三個人重新來到家門口的時候,就聽見里面開門鎖的聲音,不一會,那木門吱呀一聲開了一溜窄縫,那雙猜疑、敵視的目光從窄縫里射出兩道光芒來。
“叔,是我啊,快開門。”老板娘說。
那雙眼睛在她身上審視了一番后,又審視了馬天文和牛迭飛一番后才慢慢把一扇門拉開。
“叔,你整天大白天鎖著個門,誰搶你的?”老板娘跟叔開玩笑說。
“你可別這么說。”叔嚴肅地說,“以前那會兒,敞著大門睡覺我也不拍,現如今可不敢啦,土匪、小偷遍地都是。”
“你就這幾間破土坯房,幾件破爛家具,幾甕糧食,誰稀罕呀?”老板娘說,指指身后的馬天文和牛迭飛說,“這兩位同志,是從城里來的,一個記者,一個老師,想跟你拉拉呱。”

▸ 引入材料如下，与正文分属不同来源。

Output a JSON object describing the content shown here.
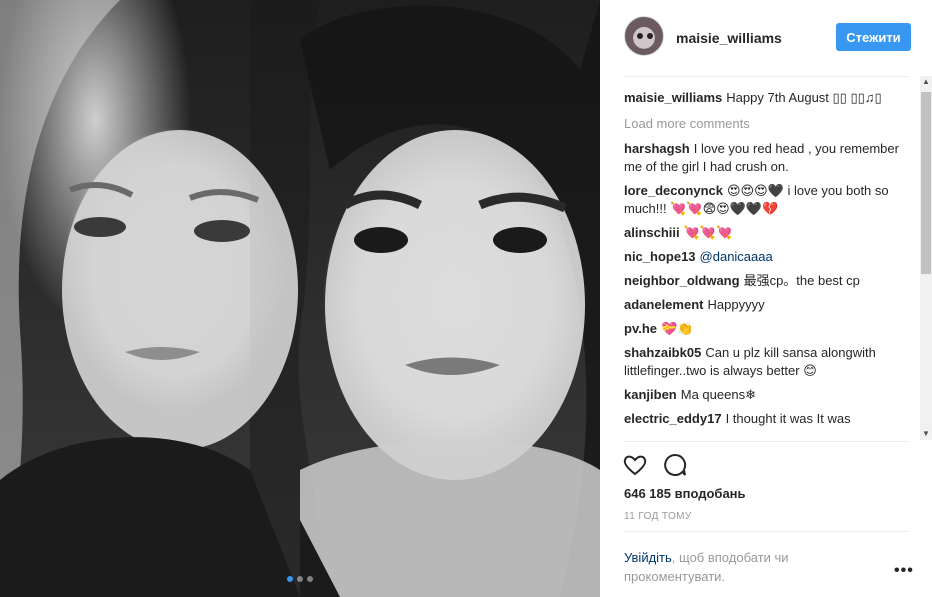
{
  "photo": {
    "alt_icon": "photo-carousel",
    "carousel_dots": 3,
    "carousel_active_index": 0
  },
  "header": {
    "username": "maisie_williams",
    "follow_label": "Стежити",
    "accent_color": "#3897f0"
  },
  "caption": {
    "user": "maisie_williams",
    "text": "Happy 7th August ▯▯ ▯▯♫▯"
  },
  "load_more_label": "Load more comments",
  "comments": [
    {
      "user": "harshagsh",
      "text": "I love you red head , you remember me of the girl I had crush on."
    },
    {
      "user": "lore_deconynck",
      "text": "😍😍😍🖤 i love you both so much!!! 💘💘😨😍🖤🖤💔"
    },
    {
      "user": "alinschiii",
      "text": "💘💘💘"
    },
    {
      "user": "nic_hope13",
      "text": "@danicaaaa",
      "is_mention": true
    },
    {
      "user": "neighbor_oldwang",
      "text": "最强cp。the best cp"
    },
    {
      "user": "adanelement",
      "text": "Happyyyy"
    },
    {
      "user": "pv.he",
      "text": "💝👏"
    },
    {
      "user": "shahzaibk05",
      "text": "Can u plz kill sansa alongwith littlefinger..two is always better 😊"
    },
    {
      "user": "kanjiben",
      "text": "Ma queens❄"
    },
    {
      "user": "electric_eddy17",
      "text": "I thought it was It was"
    }
  ],
  "actions": {
    "like_icon": "heart-icon",
    "comment_icon": "comment-icon"
  },
  "likes": "646 185 вподобань",
  "time_ago": "11 год тому",
  "login": {
    "link": "Увійдіть",
    "rest": ", щоб вподобати чи прокоментувати."
  },
  "more_label": "•••"
}
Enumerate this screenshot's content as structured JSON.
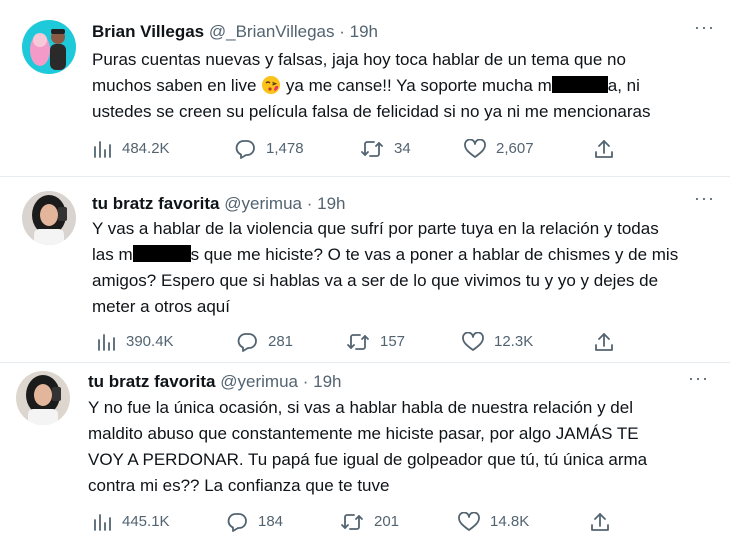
{
  "tweets": [
    {
      "name": "Brian Villegas",
      "handle": "@_BrianVillegas",
      "dot": "·",
      "time": "19h",
      "more": "···",
      "line1": "Puras cuentas nuevas y falsas, jaja hoy toca hablar de un tema que no",
      "line2a": "muchos saben en live",
      "line2b": "ya me canse!! Ya soporte mucha m",
      "line2c": "a, ni",
      "line3": "ustedes se creen su película falsa de felicidad si no ya ni me mencionaras",
      "views": "484.2K",
      "replies": "1,478",
      "retweets": "34",
      "likes": "2,607"
    },
    {
      "name": "tu bratz favorita",
      "handle": "@yerimua",
      "dot": "·",
      "time": "19h",
      "more": "···",
      "line1": "Y vas a hablar de la violencia que sufrí por parte tuya en la relación y todas",
      "line2a": "las m",
      "line2b": "s que me hiciste? O te vas a poner a hablar de chismes y de mis",
      "line3": "amigos? Espero que si hablas va a ser de lo que vivimos tu y yo y dejes de",
      "line4": "meter a otros aquí",
      "views": "390.4K",
      "replies": "281",
      "retweets": "157",
      "likes": "12.3K"
    },
    {
      "name": "tu bratz favorita",
      "handle": "@yerimua",
      "dot": "·",
      "time": "19h",
      "more": "···",
      "line1": "Y no fue la única ocasión, si vas a hablar habla de nuestra relación y del",
      "line2": "maldito abuso que constantemente me hiciste pasar, por algo JAMÁS TE",
      "line3": "VOY A PERDONAR. Tu papá fue igual de golpeador que tú, tú única arma",
      "line4": "contra mi es?? La confianza que te tuve",
      "views": "445.1K",
      "replies": "184",
      "retweets": "201",
      "likes": "14.8K"
    }
  ],
  "icons": {
    "views": "views-chart-icon",
    "reply": "reply-bubble-icon",
    "retweet": "retweet-arrows-icon",
    "like": "heart-icon",
    "share": "share-upload-icon",
    "emoji": "face-blowing-kiss-emoji"
  },
  "colors": {
    "text": "#0f1419",
    "secondary": "#536471",
    "divider": "#e6ecf0"
  }
}
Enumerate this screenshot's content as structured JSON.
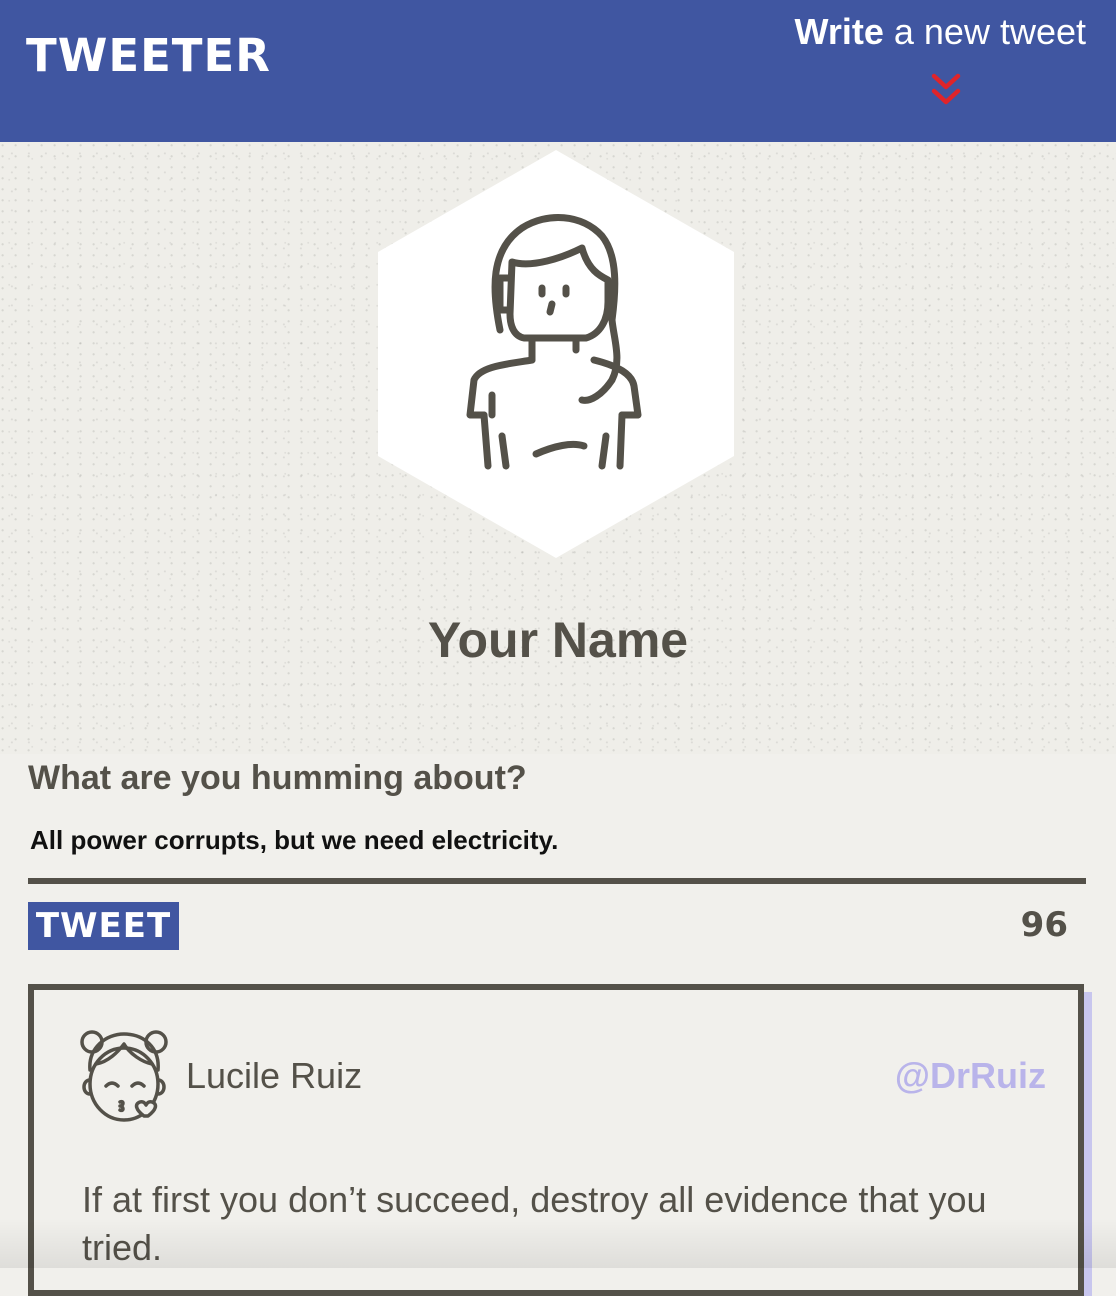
{
  "nav": {
    "brand": "TWEETER",
    "write_bold": "Write",
    "write_rest": " a new tweet",
    "chevron_icon": "double-chevron-down-icon",
    "chevron_color": "#e0242a",
    "background_color": "#4056a1"
  },
  "profile": {
    "avatar_icon": "woman-avatar-icon",
    "name": "Your Name"
  },
  "compose": {
    "label": "What are you humming about?",
    "value": "All power corrupts, but we need electricity.",
    "tweet_button": "TWEET",
    "counter": "96"
  },
  "tweets": [
    {
      "avatar_icon": "kissing-girl-avatar-icon",
      "author": "Lucile Ruiz",
      "handle": "@DrRuiz",
      "content": "If at first you don’t succeed, destroy all evidence that you tried."
    }
  ],
  "colors": {
    "accent": "#4056a1",
    "text": "#545149",
    "page_background": "#f1f0ec",
    "handle": "#b9b4ea"
  }
}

“跟我拉啥呱?”老人笑笑,一臉滿足感,“二位城里的同志,快進屋吧!”
“走,進去吧。”老板娘對兩人說,跟著老人進了院子。
那條拴在梧桐樹上狼狗,齜牙咧嘴,汪汪地狂吠著。兩人不敢進院子。
“別叫喚了,這是城里來的貴客。”老人沖狼狗溫和地說,然后沖縮身在影壁墻跟前兩人招手說:進來吧,沒事啦,這畜生認生。”